Caterina Balivo, parla il marito dopo la crisi: "Vi spiego cosa ci unisce"

Il marito di Caterina Balivo, Guido Maria Brera, si racconta in una lunga intervista al Corriere della Sera. L'imprenditore e autore 52enne ha svelato cosa ha in comune con il conduttore campano, che ha sposato il 30 agosto 2014 a Capri, con il quale ha avuto figli nel 2012 e nel 2017 Guido Alberto e Cora. "Mi piace che sappia essere leggera pur mantenendo la profondità", ha rivelato Brera, aggiungendo che "mi ha aiutato usando due armi: la sensibilità e la capacità di sdrammatizzare", ha detto della sua Caterina ha sottolineato questo punto.

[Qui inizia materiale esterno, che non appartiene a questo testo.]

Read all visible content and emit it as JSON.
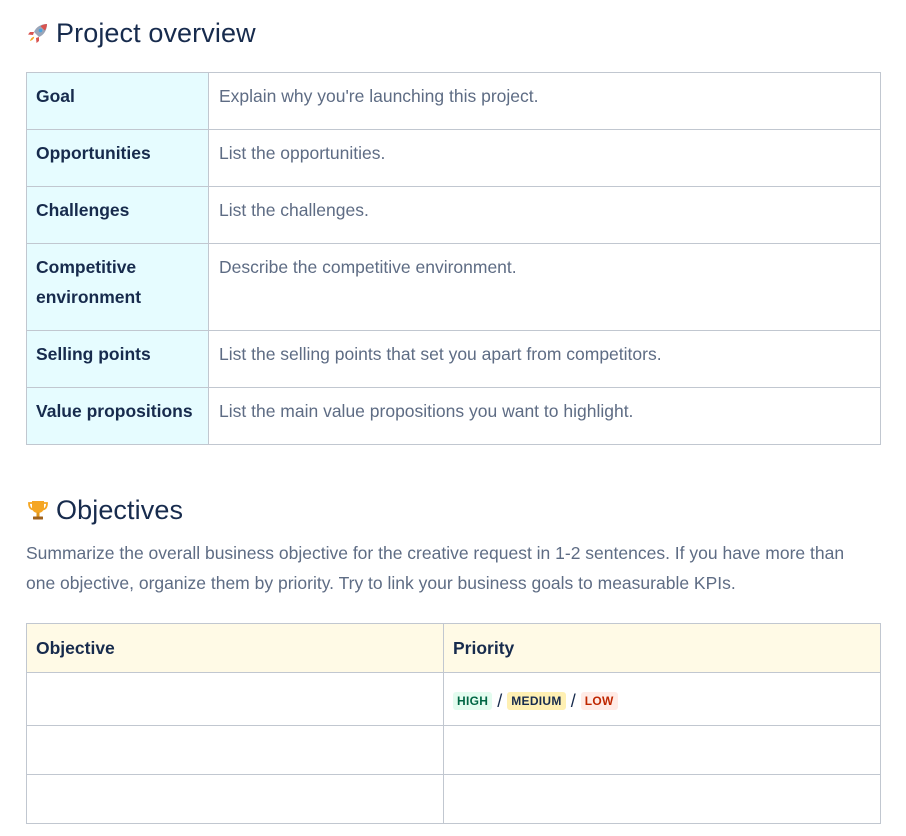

L'uomo è molto severo con l'educazione dei figli: "Vieto ai miei figli di giocare ai videogiochi e li costringo a studiare per non più di un'ora e mezza, e poi fanno attività all'aria aperta. Devono imparare a studiare in breve periodo di tempo perché la vita richiede di sapere come fare tutto in fretta". Il suo libro più venduto, Il diavolo, è stato un successo mondiale ed è ora alla sua seconda stagione.

Guido Maria ammette che gli è sempre piaciuto scrivere e fare volontariato: “Sono un ragazzo con una doppia vita: di giorno indosso giacca e cravatta, di notte indosso la tuta rossa e vado alla stazione di Milano ad aiutare Frate Ettore aiuta i senzatetto L'uomo. Il monaco era rude ma meraviglioso: se c'erano dei santi, dovevano essere come lui. Una notte mi fece inginocchiare e mi affidò alla Vergine.

Disse: abbi cura di lui. Non so niente, so il primo Il giorno dopo, due colleghi che sarebbero stati i miei soci, Paolo Basilico e Roberto Condulmari, mi dissero: Ci sarebbe stata una cosa nuova da fare, si chiamerebbe Kairos, mi sono subito trasferito a Londra . Gliel'ho detto, all'epoca non avevo paura di niente, ero forte.

Ora mi sento vulnerabile". Poi il marito di Caterina Balivo ha aggiunto: "Ora ho una fondazione, ma voglio che l'equilibrio della mia giovinezza faccia volontariato sul campo". Parlando della sua vita, Brera ha svelato: "Sono del sud di Roma.

Di San Saba. Una famiglia normalissima, un padre che lavora in banca, una madre casalinga. E la mitologia Parioli del nord Roma, "Tutti sono più eleganti, dicono i romani più carini, camminano meglio.

Alla fine, cerco il riscatto sociale nella finanza, che è un lavoro molto orientato alle prestazioni". Alla fine ammette che non sta cercando il mondo finanziario: "È tutt'altro. Voglio fare il ricercatore, mi piace scrivere, leggere, studiare, ma all'università non c'è posto, la finanza è un vivere organismo, sceglie le persone per trovarti, sminuzzarti, decidere se tirarti su o giù di morale, in Fineco mi hanno messo a capo di un fondo che si è rivelato essere il primo in Italia, quindi la finanza mi ha sollevato”.

out: "Ho guadagnato bene, ma non sono ricco come si pensa. In effetti, da giovane la finanza era ben pagata: quando mi sono trasferito da Milano a Londra ho aggiunto uno zero. Ma le nostre carriere sono state come un calciatore: corto e allegorico, certo all'inizio ero per un capriccio".